The study found that 98% of wealthy households donated to charity in 2009, which is “remarkably consistent” with the percentages from 2005 and 2007, according to a news release from BofA Merrill Lynch. It’s also still common for wealthy households to donate a specific percentage of their income to charitable causes – in 2007, it was approximately 11%, and in 2009, it was just over 9%. Even though these percentages are not drastically different, the overall average gift amounts decreased 35% from 2007 to 2009.
“Charitable giving follows the overall economy,” said Una Osili, Ph.D., director of research for the Center on Philanthropy at Indiana University, which has partnered with BofA Merrill Lynch for the ongoing studies. “When economic conditions improve, charitable giving improves as well.”

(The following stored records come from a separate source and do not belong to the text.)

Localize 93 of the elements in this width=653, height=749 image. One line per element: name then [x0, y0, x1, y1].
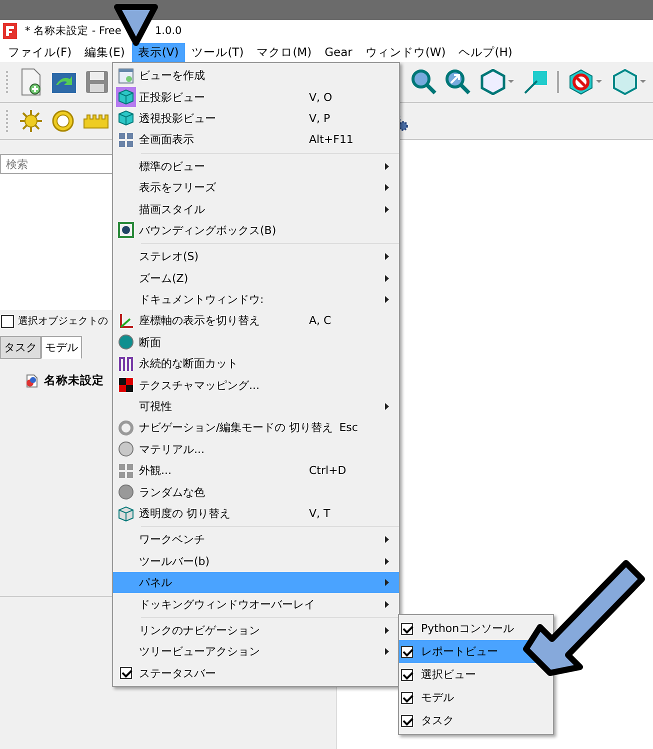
zoom-selection-icon[interactable]: [445, 69, 471, 95]
menu-item[interactable]: 可視性: [113, 396, 399, 418]
plane-icon[interactable]: [523, 69, 549, 95]
menu-bar-item[interactable]: マクロ(M): [250, 42, 318, 62]
menu-item[interactable]: 透明度の 切り替え V, T: [113, 502, 399, 524]
save-icon[interactable]: [85, 70, 109, 94]
submenu-arrow-icon: [385, 600, 389, 608]
checkbox: [401, 692, 413, 704]
panel-tab[interactable]: タスク: [0, 336, 41, 359]
submenu-arrow-icon: [385, 558, 389, 565]
submenu-arrow-icon: [385, 184, 389, 192]
window-title: 1.0.0: [155, 25, 182, 37]
menu-item[interactable]: モデル: [399, 686, 553, 709]
cube-icon: [118, 110, 134, 126]
menu-bar-item[interactable]: 表示(V): [132, 42, 185, 62]
menu-item[interactable]: ドキュメントウィンドウ:: [113, 288, 399, 310]
menu-item[interactable]: 描画スタイル: [113, 198, 399, 220]
clip-icon: [118, 356, 134, 372]
no-entry-icon[interactable]: [567, 69, 603, 95]
document-icon: [24, 374, 38, 388]
menu-item[interactable]: Pythonコンソール: [399, 617, 553, 640]
menu-item[interactable]: ステレオ(S): [113, 246, 399, 268]
menu-bar-item[interactable]: ファイル(F): [2, 42, 78, 62]
menu-item[interactable]: マテリアル...: [113, 438, 399, 460]
menu-item[interactable]: ビューを作成: [113, 65, 399, 86]
section-icon: [118, 334, 134, 350]
submenu-arrow-icon: [385, 648, 389, 656]
menu-item[interactable]: ランダムな色: [113, 481, 399, 503]
menu-bar-item[interactable]: ヘルプ(H): [452, 42, 518, 62]
submenu-arrow-icon: [385, 579, 389, 586]
menu-item[interactable]: 標準のビュー: [113, 156, 399, 177]
search-field[interactable]: 検索: [0, 154, 112, 174]
fullscreen-icon: [118, 132, 134, 148]
menu-item[interactable]: リンクのナビゲーション: [113, 620, 399, 642]
menu-item[interactable]: ツリービューアクション: [113, 641, 399, 663]
menu-item[interactable]: ドッキングウィンドウオーバーレイ: [113, 593, 399, 615]
submenu-arrow-icon: [385, 162, 389, 170]
window-title: * 名称未設定 - Free: [25, 24, 122, 38]
submenu-arrow-icon: [385, 296, 389, 304]
checkbox: [401, 646, 413, 658]
ring-gear-icon[interactable]: [51, 109, 75, 133]
menu-item[interactable]: パネル: [113, 572, 399, 594]
cube-select-icon[interactable]: [611, 69, 647, 95]
new-document-icon[interactable]: [19, 68, 43, 96]
sphere-icon: [118, 441, 134, 458]
navigation-icon: [118, 420, 134, 436]
cube-view-icon[interactable]: [479, 69, 515, 95]
checkbox: [401, 668, 413, 680]
menu-item[interactable]: 透視投影ビュー V, P: [113, 108, 399, 130]
transparent-cube-icon: [118, 506, 134, 522]
menu-bar-item[interactable]: 編集(E): [78, 42, 131, 62]
menu-bar-item[interactable]: Gear: [318, 43, 358, 61]
cube-icon: [118, 89, 134, 106]
submenu-arrow-icon: [385, 274, 389, 282]
checkbox: [120, 667, 132, 680]
menu-item[interactable]: ステータスバー: [113, 662, 399, 684]
menu-item[interactable]: ワークベンチ: [113, 529, 399, 551]
menu-item[interactable]: 断面: [113, 332, 399, 354]
menu-item[interactable]: バウンディングボックス(B): [113, 220, 399, 242]
axes-icon: [118, 312, 134, 329]
tree-item[interactable]: 名称未設定: [44, 373, 104, 388]
menu-item[interactable]: 外観... Ctrl+D: [113, 460, 399, 482]
zoom-fit-icon[interactable]: [411, 69, 437, 95]
submenu-arrow-icon: [385, 206, 389, 213]
menu-item[interactable]: 永続的な断面カット: [113, 353, 399, 374]
checkbox[interactable]: [1, 314, 14, 328]
checkbox: [401, 714, 413, 726]
sun-icon[interactable]: [19, 109, 43, 133]
menu-item[interactable]: テクスチャマッピング...: [113, 374, 399, 396]
checkbox-label: 選択オブジェクトの: [18, 314, 108, 328]
submenu-arrow-icon: [385, 253, 389, 260]
menu-item[interactable]: 全画面表示 Alt+F11: [113, 129, 399, 151]
panel-tab[interactable]: モデル: [41, 336, 82, 359]
menu-item[interactable]: ツールバー(b): [113, 550, 399, 572]
checkbox: [401, 622, 413, 634]
submenu-arrow-icon: [385, 626, 389, 634]
menu-bar-item[interactable]: ツール(T): [186, 42, 250, 62]
box-icon: [118, 222, 134, 238]
menu-item[interactable]: 正投影ビュー V, O: [113, 86, 399, 108]
app-logo-icon: [3, 23, 17, 39]
submenu-arrow-icon: [385, 536, 389, 544]
submenu-arrow-icon: [385, 403, 389, 410]
menu-item[interactable]: タスク: [399, 709, 553, 732]
checker-icon: [118, 377, 134, 394]
menu-item[interactable]: ズーム(Z): [113, 268, 399, 289]
menu-item[interactable]: 表示をフリーズ: [113, 176, 399, 198]
appearance-icon: [118, 462, 134, 479]
rack-icon[interactable]: [83, 113, 109, 129]
document-icon: [118, 68, 134, 84]
menu-bar-item[interactable]: ウィンドウ(W): [359, 42, 452, 62]
menu-item[interactable]: 座標軸の表示を切り替え A, C: [113, 310, 399, 332]
menu-item[interactable]: ナビゲーション/編集モードの 切り替え Esc: [113, 417, 399, 439]
circles-icon: [118, 484, 134, 500]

High-net-worth households reported that their top motivations for giving were:
- Being moved by how their gift can make a difference (72%)
- Feeling financially secure (71%)
- Giving to an organization that will use their donation efficiently (71%)
- Supporting the same causes or organizations annually (66%)
“These top responses around impact, efficiency and financial security indicate that during these difficult financial times, when community needs are more acute, donors are particularly concerned about whether their contributions are being used effectively. They want to invest their charitable assets wisely in order to get the most bang for their philanthropic buck,” said Claire Costello, national foundation executive at Bank of America Merrill Lynch.
Conversely, there are also reasons why wealthy households would stop giving to a certain organization. The study found the most common reasons to stop giving are:
- Too frequent solicitation/organization asked for inappropriate amount (59%)
- Decided to support other causes (34%)
- Household circumstances changed (e.g., financial, relocation, employment) (29%)
- Organization changed leadership or activities (29%)
Taxes also play a role in giving. About two-thirds (67%) of wealthy households would somewhat or dramatically decrease their charitable contributions if they received zero income tax deductions for their donations; 47% responded this way in 2007.
High-net-worth individuals see their donations as an investment, and one that many do not take lightly. Thirty-five percent of wealthy households said they can tolerate above-average or substantial risk in their personal investments, yet 23% reported high levels of risk tolerance when it comes to their philanthropic investments. Furthermore, while only 10% of households reported they were not willing to take any risk in their personal investing, one quarter (26%) cite being completely risk averse with their philanthropic investments.
“We believe they take less risk with these assets than they do with their personal investments because they understand that their philanthropic capital ought to be invested with appropriate levels of risk given that it is intended for public benefit,” said Costello.
For advisers involved in high-net-worth wealth management, charitable giving should not be overlooked. Consistent with trends observed between the 2006 and 2008 studies, the 2010 study found a 39% increases in donors’ use of financial advisers.